Ok, so we’re about to get into the weeds a little bit on this one. But for folks looking to get hearing aids, this is pretty important. A question I’ve received from time to time is “Why aren’t hearing aids like glasses? Can’t you just set me to 20/20?” This is a super fair question. Here is my answer.
Hearing Aid Fitting Formulas
For as long as I’ve been in the industry, even longer, there have been something called Hearing Aid Fitting Formulas. The idea behind these formulas is to prescribe an appropriate amount of power at each frequency depending on the amount of hearing loss. As time has passed, they have also tried to predict how sensitive each person would be and prescribe the amount of gain limiting or compression within the formula so that loud sounds would not become too loud. There are currently 3-5 formulas that are widely used in the industry. Making things even more complicated, many hearing aid manufacturers have created their own proprietary formulas, which can be significantly different from all other.
Which Fitting Formula Should I Use?
So what to do? Which formula is the most correct? In my experience, the answer is none of them. For starters, formulas are designed to be either for maximum audibility (best hearing and understanding) or maximum comfort (less amplification, leading to less ability to understand, but initially more comfortable).
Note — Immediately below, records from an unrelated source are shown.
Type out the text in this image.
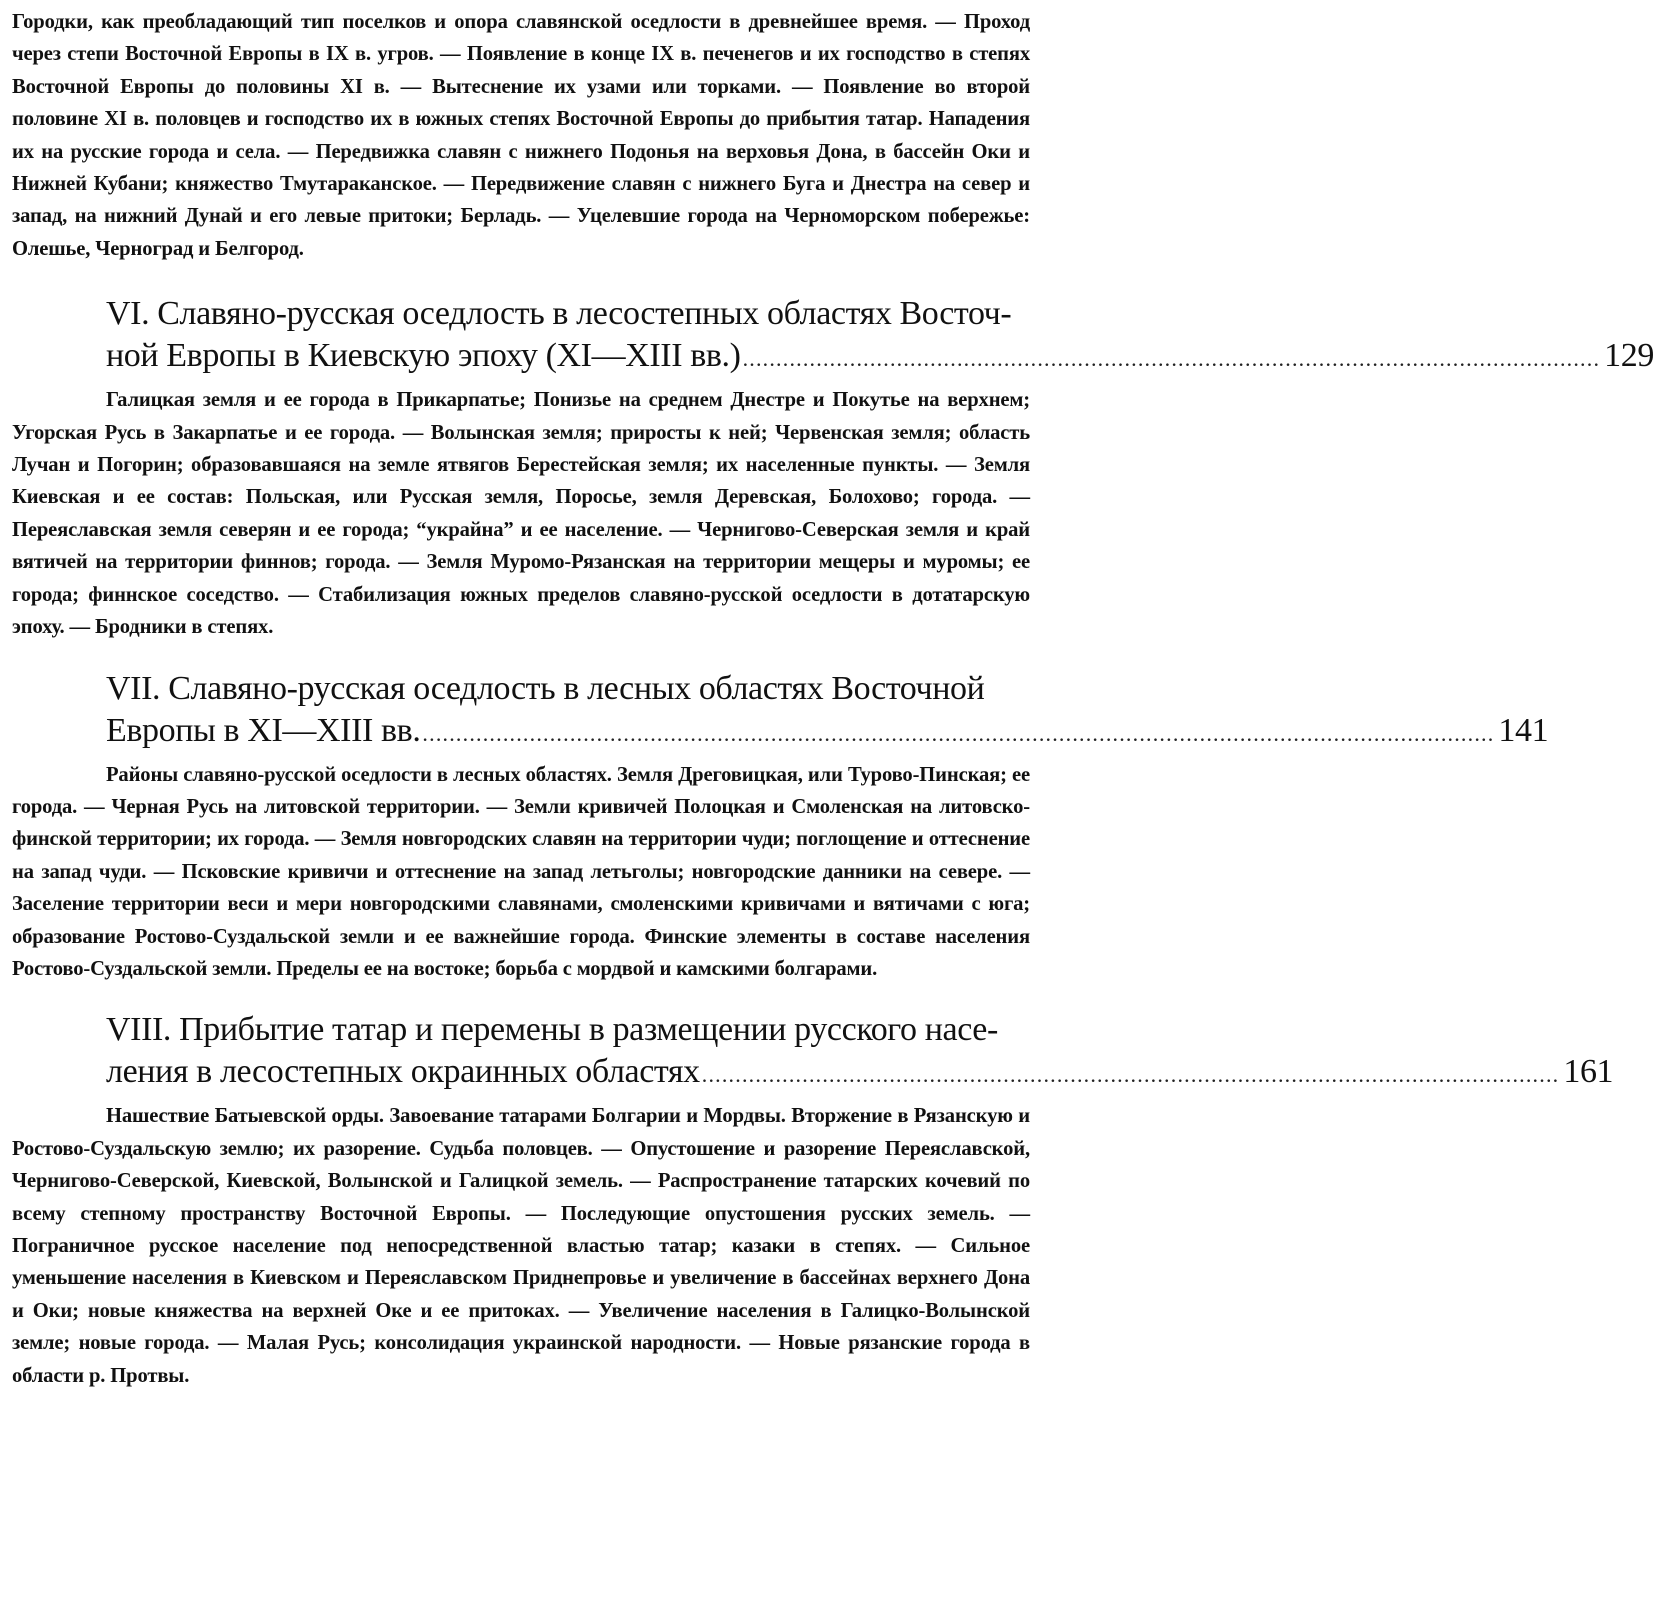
Городки, как преобладающий тип поселков и опора славянской оседлости в древнейшее время. — Проход через степи Восточной Европы в IX в. угров. — Появление в конце IX в. печенегов и их господство в степях Восточной Европы до половины XI в. — Вытеснение их узами или торками. — Появление во второй половине XI в. половцев и господство их в южных степях Восточной Европы до прибытия татар. Нападения их на русские города и села. — Передвижка славян с нижнего Подонья на верховья Дона, в бассейн Оки и Нижней Кубани; княжество Тмутараканское. — Передвижение славян с нижнего Буга и Днестра на север и запад, на нижний Дунай и его левые притоки; Берладь. — Уцелевшие города на Черноморском побережье: Олешье, Черноград и Белгород.

VI. Славяно-русская оседлость в лесостепных областях Восточ-
ной Европы в Киевскую эпоху (XI—XIII вв.) ................................................................................................................................ 129

Галицкая земля и ее города в Прикарпатье; Понизье на среднем Днестре и Покутье на верхнем; Угорская Русь в Закарпатье и ее города. — Волынская земля; приросты к ней; Червенская земля; область Лучан и Погорин; образовавшаяся на земле ятвягов Берестейская земля; их населенные пункты. — Земля Киевская и ее состав: Польская, или Русская земля, Поросье, земля Деревская, Болохово; города. — Переяславская земля северян и ее города; “украйна” и ее население. — Чернигово-Северская земля и край вятичей на территории финнов; города. — Земля Муромо-Рязанская на территории мещеры и муромы; ее города; финнское соседство. — Стабилизация южных пределов славяно-русской оседлости в дотатарскую эпоху. — Бродники в степях.

VII. Славяно-русская оседлость в лесных областях Восточной
Европы в XI—XIII вв. ................................................................................................................................................................ 141

Районы славяно-русской оседлости в лесных областях. Земля Дреговицкая, или Турово-Пинская; ее города. — Черная Русь на литовской территории. — Земли кривичей Полоцкая и Смоленская на литовско-финской территории; их города. — Земля новгородских славян на территории чуди; поглощение и оттеснение на запад чуди. — Псковские кривичи и оттеснение на запад летьголы; новгородские данники на севере. — Заселение территории веси и мери новгородскими славянами, смоленскими кривичами и вятичами с юга; образование Ростово-Суздальской земли и ее важнейшие города. Финские элементы в составе населения Ростово-Суздальской земли. Пределы ее на востоке; борьба с мордвой и камскими болгарами.

VIII. Прибытие татар и перемены в размещении русского насе-
ления в лесостепных окраинных областях ................................................................................................................................ 161

Нашествие Батыевской орды. Завоевание татарами Болгарии и Мордвы. Вторжение в Рязанскую и Ростово-Суздальскую землю; их разорение. Судьба половцев. — Опустошение и разорение Переяславской, Чернигово-Северской, Киевской, Волынской и Галицкой земель. — Распространение татарских кочевий по всему степному пространству Восточной Европы. — Последующие опустошения русских земель. — Пограничное русское население под непосредственной властью татар; казаки в степях. — Сильное уменьшение населения в Киевском и Переяславском Приднепровье и увеличение в бассейнах верхнего Дона и Оки; новые княжества на верхней Оке и ее притоках. — Увеличение населения в Галицко-Волынской земле; новые города. — Малая Русь; консолидация украинской народности. — Новые рязанские города в области р. Протвы.
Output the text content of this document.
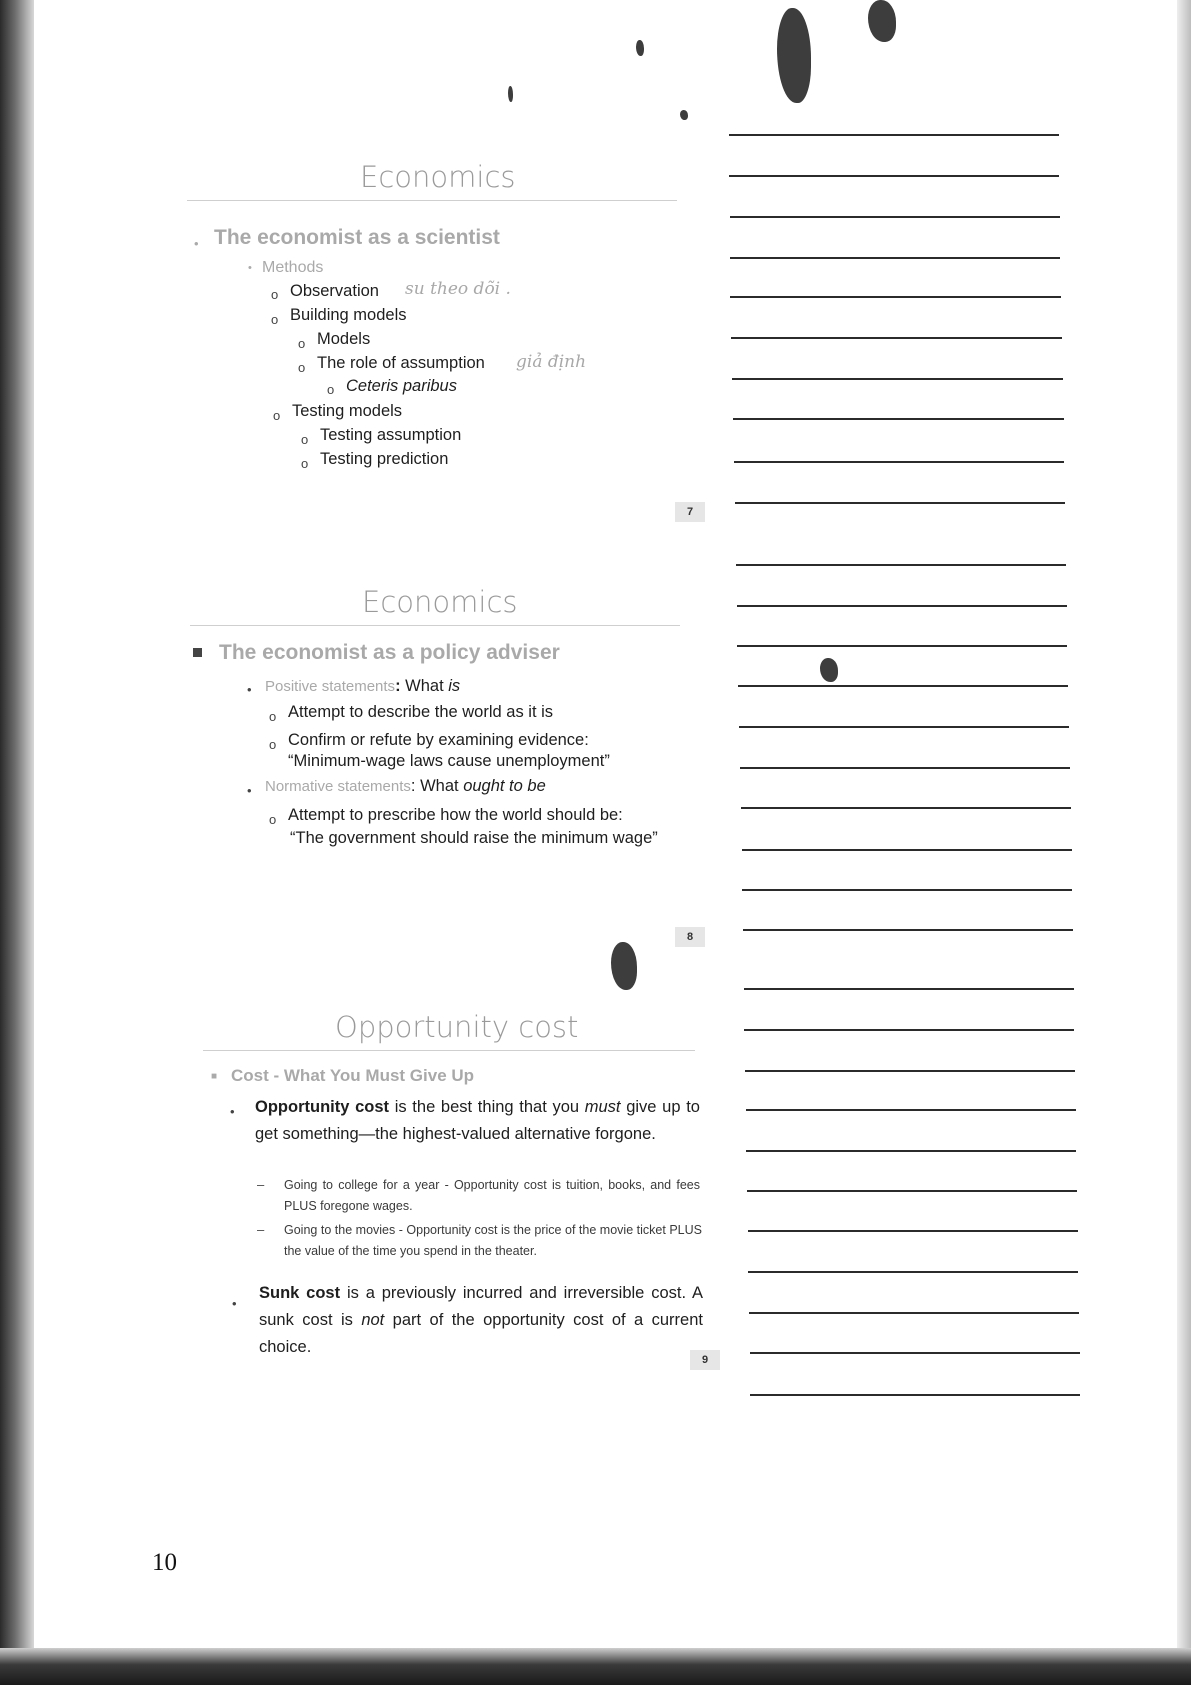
Economics
• The economist as a scientist
• Methods
o Observation su theo dõi .
o Building models
o Models
o The role of assumption giả định
o Ceteris paribus
o Testing models
o Testing assumption
o Testing prediction
7
Economics
The economist as a policy adviser
• Positive statements: What is
o Attempt to describe the world as it is
o Confirm or refute by examining evidence:
“Minimum-wage laws cause unemployment”
• Normative statements: What ought to be
o Attempt to prescribe how the world should be:
“The government should raise the minimum wage”
8
Opportunity cost
■ Cost - What You Must Give Up
• Opportunity cost is the best thing that you must give up to get something—the highest-valued alternative forgone.
– Going to college for a year - Opportunity cost is tuition, books, and fees PLUS foregone wages.
– Going to the movies - Opportunity cost is the price of the movie ticket PLUS the value of the time you spend in the theater.
•
Sunk cost is a previously incurred and irreversible cost. A sunk cost is not part of the opportunity cost of a current choice.
9
10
Let’s look at each option critically.
This would seem to make the most sense. Set the aids to where patients hear everything the best they can, and let the magic happen. Here’s the issue. We have to remember that the average patient waits 5-10 years to get hearing aids after they need them. Because of this, they are used to a world that is much quieter than reality. Most sounds are simply too sharp, or too loud when they again begin hearing them “normally.” While the usual and customary response from providers is “you’ll need to get used to it,” in my experience, it’s more likely that the patient will return the hearing aids or simply stop wearing them long before they have had a chance to acclimate to the new level of sound.
This is an interesting approach. On one hand, the patient is generally more comfortable with the hearing aids, as the sound is perceived as “more normal or natural.” Generally speaking the patient will be happy leaving the office. The issue here is that while acceptance rates are initially higher, long term satisfaction is sacrificed as the patient will quickly begin to notice deficiencies in their ability to hear and understand.
Fitting formulas are great tools to get a patient to a good starting point, or in other words “in the ballpark.” In the hands of a professional with experience, they will help patients successfully begin a journey toward better hearing. Just understand that the fitting is only the first step in the journey. Successful patients will receive regular follow up care on their way to maximizing their ability to understand. Even after they have received maximum benefit, regular maintenance will be essential to maintaining this optimal level of hearing.